A child’s garden should be a place where children are allowed to run, play, climb, and freely experience natural materials and bodily sensations. Flowers and berries for picking can be planted in exuberant swaths, with paths made perhaps of yellow bricks winding through their beds. Climbing trees and hiding bushes should camouflage every corner. Miniature forests and meadows can be planted, miniature hills mounded, places for digging and constructing set aside. Rabbit hutches and doghouses should be designed with whimsical flair instead of utilitarian drudge. And water is essential — it is children’s (not to mention adults’) favorite outdoor feature.

From A Child’s Garden: Enchanting Outdoor Spaces for Children and Parents, by Molly Dannenmaier.

Fairy House Tour

FairyTale: A True Story (1997)
FairyTale: A True Story (1997)

Judy at New England Garden and Thread casually mentioned in a comment on her latest post that she used to take part in the annual Portsmouth Fairy House Tour.
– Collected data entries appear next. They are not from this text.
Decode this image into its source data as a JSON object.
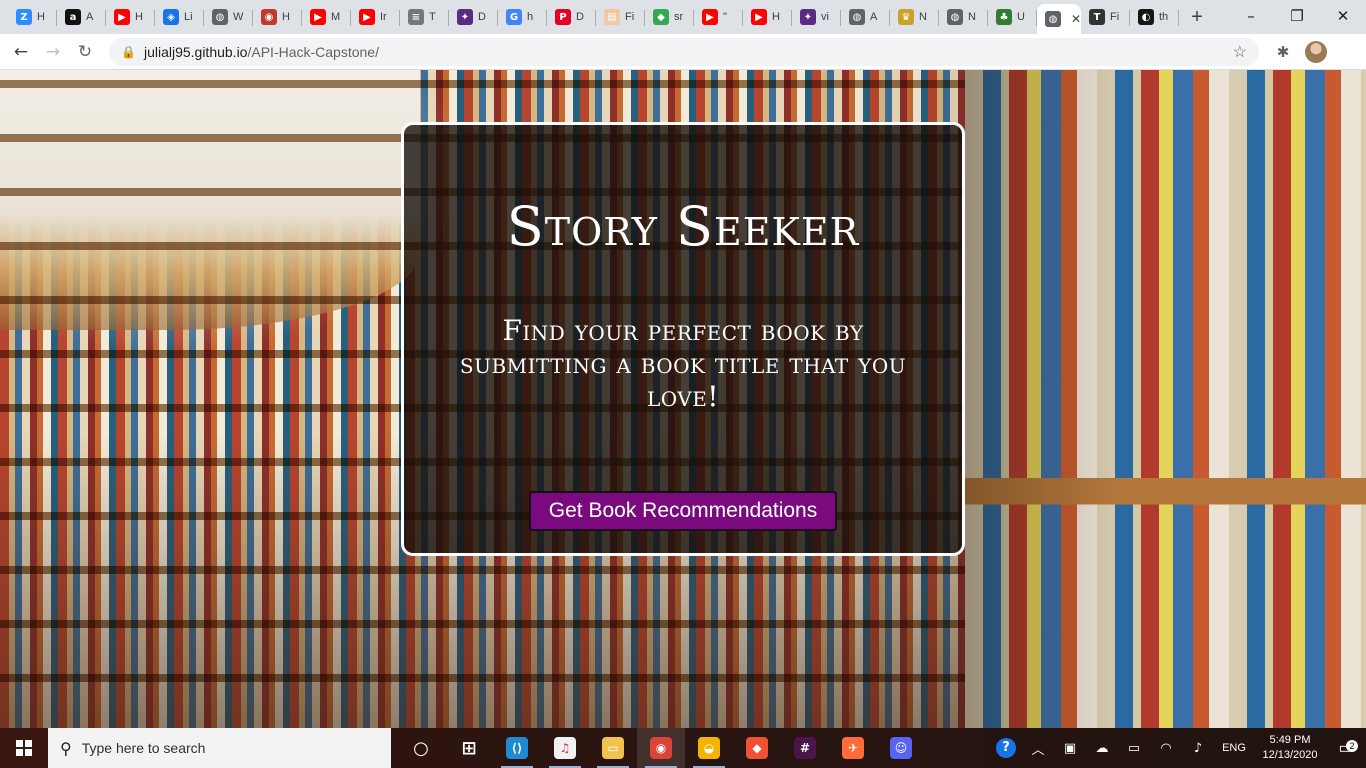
{
  "browser": {
    "tabs": [
      {
        "label": "H",
        "icon": "zoom-icon",
        "color": "#2d8cff",
        "glyph": "Z"
      },
      {
        "label": "A",
        "icon": "amazon-icon",
        "color": "#111111",
        "glyph": "a"
      },
      {
        "label": "H",
        "icon": "youtube-icon",
        "color": "#ff0000",
        "glyph": "▶"
      },
      {
        "label": "Li",
        "icon": "map-pin-icon",
        "color": "#1a73e8",
        "glyph": "◈"
      },
      {
        "label": "W",
        "icon": "globe-icon",
        "color": "#5f6368",
        "glyph": "◍"
      },
      {
        "label": "H",
        "icon": "swirl-icon",
        "color": "#c0392b",
        "glyph": "◉"
      },
      {
        "label": "M",
        "icon": "youtube-icon",
        "color": "#ff0000",
        "glyph": "▶"
      },
      {
        "label": "Ir",
        "icon": "youtube-icon",
        "color": "#ff0000",
        "glyph": "▶"
      },
      {
        "label": "T",
        "icon": "page-icon",
        "color": "#777777",
        "glyph": "≡"
      },
      {
        "label": "D",
        "icon": "figure-icon",
        "color": "#5b2b82",
        "glyph": "✦"
      },
      {
        "label": "h",
        "icon": "google-icon",
        "color": "#4285f4",
        "glyph": "G"
      },
      {
        "label": "D",
        "icon": "pinterest-icon",
        "color": "#e60023",
        "glyph": "P"
      },
      {
        "label": "Fi",
        "icon": "doc-icon",
        "color": "#f4c7a3",
        "glyph": "▤"
      },
      {
        "label": "sr",
        "icon": "maps-icon",
        "color": "#34a853",
        "glyph": "◆"
      },
      {
        "label": "\"",
        "icon": "youtube-icon",
        "color": "#ff0000",
        "glyph": "▶"
      },
      {
        "label": "H",
        "icon": "youtube-icon",
        "color": "#ff0000",
        "glyph": "▶"
      },
      {
        "label": "vi",
        "icon": "figure-icon",
        "color": "#5b2b82",
        "glyph": "✦"
      },
      {
        "label": "A",
        "icon": "globe-icon",
        "color": "#5f6368",
        "glyph": "◍"
      },
      {
        "label": "N",
        "icon": "crown-icon",
        "color": "#c9a227",
        "glyph": "♛"
      },
      {
        "label": "N",
        "icon": "globe-icon",
        "color": "#5f6368",
        "glyph": "◍"
      },
      {
        "label": "U",
        "icon": "tree-icon",
        "color": "#2e7d32",
        "glyph": "♣"
      },
      {
        "label": "",
        "icon": "globe-icon",
        "color": "#5f6368",
        "glyph": "◍",
        "active": true
      },
      {
        "label": "Fi",
        "icon": "type-icon",
        "color": "#333333",
        "glyph": "T"
      },
      {
        "label": "th",
        "icon": "github-icon",
        "color": "#181717",
        "glyph": "◐"
      }
    ],
    "new_tab": "+",
    "url_host": "julialj95.github.io",
    "url_path": "/API-Hack-Capstone/"
  },
  "page": {
    "title": "Story Seeker",
    "subtitle": "Find your perfect book by submitting a book title that you love!",
    "cta_label": "Get Book Recommendations"
  },
  "taskbar": {
    "search_placeholder": "Type here to search",
    "apps": [
      {
        "name": "task-view",
        "color": "#444444",
        "glyph": "○"
      },
      {
        "name": "task-switcher",
        "color": "#444444",
        "glyph": "⊞"
      },
      {
        "name": "vscode",
        "color": "#1f8ad2",
        "glyph": "⟨⟩"
      },
      {
        "name": "itunes",
        "color": "#f2f2f2",
        "glyph": "♫"
      },
      {
        "name": "file-explorer",
        "color": "#f2c14e",
        "glyph": "▭"
      },
      {
        "name": "chrome",
        "color": "#db4437",
        "glyph": "◉"
      },
      {
        "name": "photos",
        "color": "#f4b400",
        "glyph": "◒"
      },
      {
        "name": "git",
        "color": "#f05133",
        "glyph": "◆"
      },
      {
        "name": "slack",
        "color": "#4a154b",
        "glyph": "#"
      },
      {
        "name": "postman",
        "color": "#ff6c37",
        "glyph": "✈"
      },
      {
        "name": "discord",
        "color": "#5865f2",
        "glyph": "☺"
      }
    ],
    "lang": "ENG",
    "time": "5:49 PM",
    "date": "12/13/2020",
    "notification_count": "2"
  }
}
How did I not know about this?? Adding this to my bucket list of things to do when next we visit relatives in NH; will have to time visit accordingly! Apparently this tour is the world’s largest fairy houses event.

What is a fairy house, you may ask? From Tracy Kane at FairyHouses.com: “Fairy Houses are small structures for the fairies and nature’s friends to visit. Sticks, bark, dry grasses, pebbles, shells, feathers, seaweed, pine cones and nuts are just some of the natural materials that can be used. Ranging from simple to intricate ‘Fairy Mansions’, these whimsical habitats are built by children, families, gardeners and nature lovers reflecting their creativity, joy and pride.” Tracy and Barry Kane have written and photographed a charming series of books with ideas for fairy houses, as well as a guidebook for children about making their own. You can find a gallery of their photographs here: FairyHouses.com Photo Gallery. We had a couple of these books when my children were small and we had a lot of fun with them.

On a related note, one of our favorite movies has been “FairyTale: A True Story.” It is the film based on the actual incident of two girls who were believed to have taken real-life photos of real fairies in Yorkshire, just after World War I (the “Cottingley Fairies”). They became minor celebrities, promoted by the likes of Sir Arthur Conan Doyle. Part of the movie’s story involves elaborate fairy houses built by the deceased, artistic older brother of one of the girls, who died at the age of ten.

My children are no longer interested in fairy houses or fairy tales but maybe, as C.S. Lewis once wrote, maybe someday they will be old enough to start reading fairy tales again. I think I’m there.

FairyTale: A True Story
FairyTale: A True Story

 

Saturday Snippet: Moss Gardening

Today’s Saturday Snippet, from Moss Gardening, by George Schenk:

The moss plant earns our respect, even our sense of awe, as one of the world’s lengthier successes in the business of living. Fossil traces confirm an age of moss that goes back about 400 million years, give or take an eon. Moss is older and more lowly than a fern, but higher and more august on life’s ladder than the lichen, that slow sharer of many places where moss lives. On sheer face value, the bun or mat of moss is an impressive creation despite lack of height. Images of the plant probably stand out as clearly in a person’s mind as those of a pine tree, a dandelion, or a head of lettuce. We pause to study moss, especially after a rain, and carry away a lasting impression of a plant velvety green and vibrant and yet soothing. Moss is a human experience well noted.